Analyst Jacob McDonough found an unusual item in Hertz Global Holdings’ (HTZ) 2018 10-K.
On page 140, HTZ discloses that it purchases goods and services from entities controlled by Carl Icahn, who is the largest investor in HTZ and controls multiple board seats. HTZ purchased $39 million worth of goods and services from these entities – primarily The Pep Boys – in 2018, which was up from $13 million in 2017.
While $39 million in expenses is relatively minor for HTZ (less than 1% of revenue), the company discloses on page 32 under its risk factors:
“It is possible that these entities could cancel, choose not to renew or renegotiate the terms of their arrangements with the Company following the sale of shares by affiliates of Carl Icahn, which could adversely impact our business.”
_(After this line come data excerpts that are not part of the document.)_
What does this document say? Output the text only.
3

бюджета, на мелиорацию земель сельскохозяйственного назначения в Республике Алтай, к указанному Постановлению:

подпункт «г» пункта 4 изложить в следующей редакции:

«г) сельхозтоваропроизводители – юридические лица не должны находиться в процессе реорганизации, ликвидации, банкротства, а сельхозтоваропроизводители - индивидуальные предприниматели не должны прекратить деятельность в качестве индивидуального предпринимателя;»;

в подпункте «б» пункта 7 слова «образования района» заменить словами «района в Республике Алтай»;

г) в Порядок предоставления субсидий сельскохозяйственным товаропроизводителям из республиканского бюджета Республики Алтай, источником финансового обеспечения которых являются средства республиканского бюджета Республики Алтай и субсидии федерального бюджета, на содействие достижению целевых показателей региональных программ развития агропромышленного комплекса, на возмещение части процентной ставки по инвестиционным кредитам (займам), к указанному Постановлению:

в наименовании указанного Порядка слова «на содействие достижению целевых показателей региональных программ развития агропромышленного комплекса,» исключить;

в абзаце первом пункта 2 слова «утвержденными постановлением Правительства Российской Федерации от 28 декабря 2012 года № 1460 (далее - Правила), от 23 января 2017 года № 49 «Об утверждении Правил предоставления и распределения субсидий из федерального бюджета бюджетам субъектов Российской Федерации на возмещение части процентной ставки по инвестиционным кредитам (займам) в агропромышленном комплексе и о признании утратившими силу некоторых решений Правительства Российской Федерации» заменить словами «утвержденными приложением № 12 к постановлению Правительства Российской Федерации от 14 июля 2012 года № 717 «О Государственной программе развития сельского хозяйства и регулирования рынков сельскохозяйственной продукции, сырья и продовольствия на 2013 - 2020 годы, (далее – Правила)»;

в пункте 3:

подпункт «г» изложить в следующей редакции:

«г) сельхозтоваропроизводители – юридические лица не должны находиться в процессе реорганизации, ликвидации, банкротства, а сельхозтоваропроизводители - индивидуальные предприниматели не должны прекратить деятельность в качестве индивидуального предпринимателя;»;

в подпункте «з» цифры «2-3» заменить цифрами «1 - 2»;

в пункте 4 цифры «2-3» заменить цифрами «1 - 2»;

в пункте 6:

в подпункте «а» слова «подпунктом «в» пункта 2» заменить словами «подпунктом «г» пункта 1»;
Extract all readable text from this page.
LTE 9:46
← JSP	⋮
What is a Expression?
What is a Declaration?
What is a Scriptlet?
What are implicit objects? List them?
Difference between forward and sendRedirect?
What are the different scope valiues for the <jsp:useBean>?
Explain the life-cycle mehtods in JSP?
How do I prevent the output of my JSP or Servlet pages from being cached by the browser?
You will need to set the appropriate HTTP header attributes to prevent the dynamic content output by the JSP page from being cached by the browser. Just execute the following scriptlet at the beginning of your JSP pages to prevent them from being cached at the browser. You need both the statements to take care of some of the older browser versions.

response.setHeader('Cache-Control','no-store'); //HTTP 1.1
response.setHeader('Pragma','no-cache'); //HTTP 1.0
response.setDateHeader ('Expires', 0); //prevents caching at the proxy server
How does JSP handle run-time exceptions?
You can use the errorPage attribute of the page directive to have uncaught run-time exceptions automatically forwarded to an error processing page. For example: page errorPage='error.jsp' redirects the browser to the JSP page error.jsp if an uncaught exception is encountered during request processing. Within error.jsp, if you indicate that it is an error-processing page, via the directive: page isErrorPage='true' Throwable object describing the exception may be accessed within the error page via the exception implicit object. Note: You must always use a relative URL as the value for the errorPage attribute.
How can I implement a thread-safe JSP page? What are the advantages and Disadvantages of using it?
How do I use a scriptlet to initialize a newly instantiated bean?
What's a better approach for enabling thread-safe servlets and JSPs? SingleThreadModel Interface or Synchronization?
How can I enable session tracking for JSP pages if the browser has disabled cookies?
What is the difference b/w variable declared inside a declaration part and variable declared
That risk became all the more relevant on March 5 after Icahn disclosed that he’d cut his stake in HTZ by almost 20%. Investors should be aware that this development could lead to a disruption of service or increased costs for the company. In addition, Icahn’s sale suggests that he has no interest in taking the company private, which has been one of the primary bull cases for the stock over the past year. HTZ dropped 10% on the news.
We warned investors to avoid HTZ a year ago, and the stock is down 12% while the S&P 500 is flat since then. Icahn trimming his stake in HTZ just as the company becomes more reliant on his other businesses only increases the risk in owning this stock.
The Power of the Robo-Analyst
We analyzed 201 10-K filings yesterday (breaking the record we set on February 28), from which our Robo-Analyst technology collected 22,154 data points. Our analyst team used this data to make 4,384 forensic accounting adjustments with a dollar value of $844 billion. The adjustments were applied as follows:
- 1,742 income statement adjustments with a total value of $51 billion
- 1,890 balance sheet adjustments with a total value of $376 billion
- 725 valuation adjustments with a total value of $417 billion
We believe this research is necessary to fulfill the Fiduciary Duty of Care. Ernst & Young’s white paper, “Getting ROIC Right”, demonstrates how these adjustments contribute to meaningfully superior models and metrics.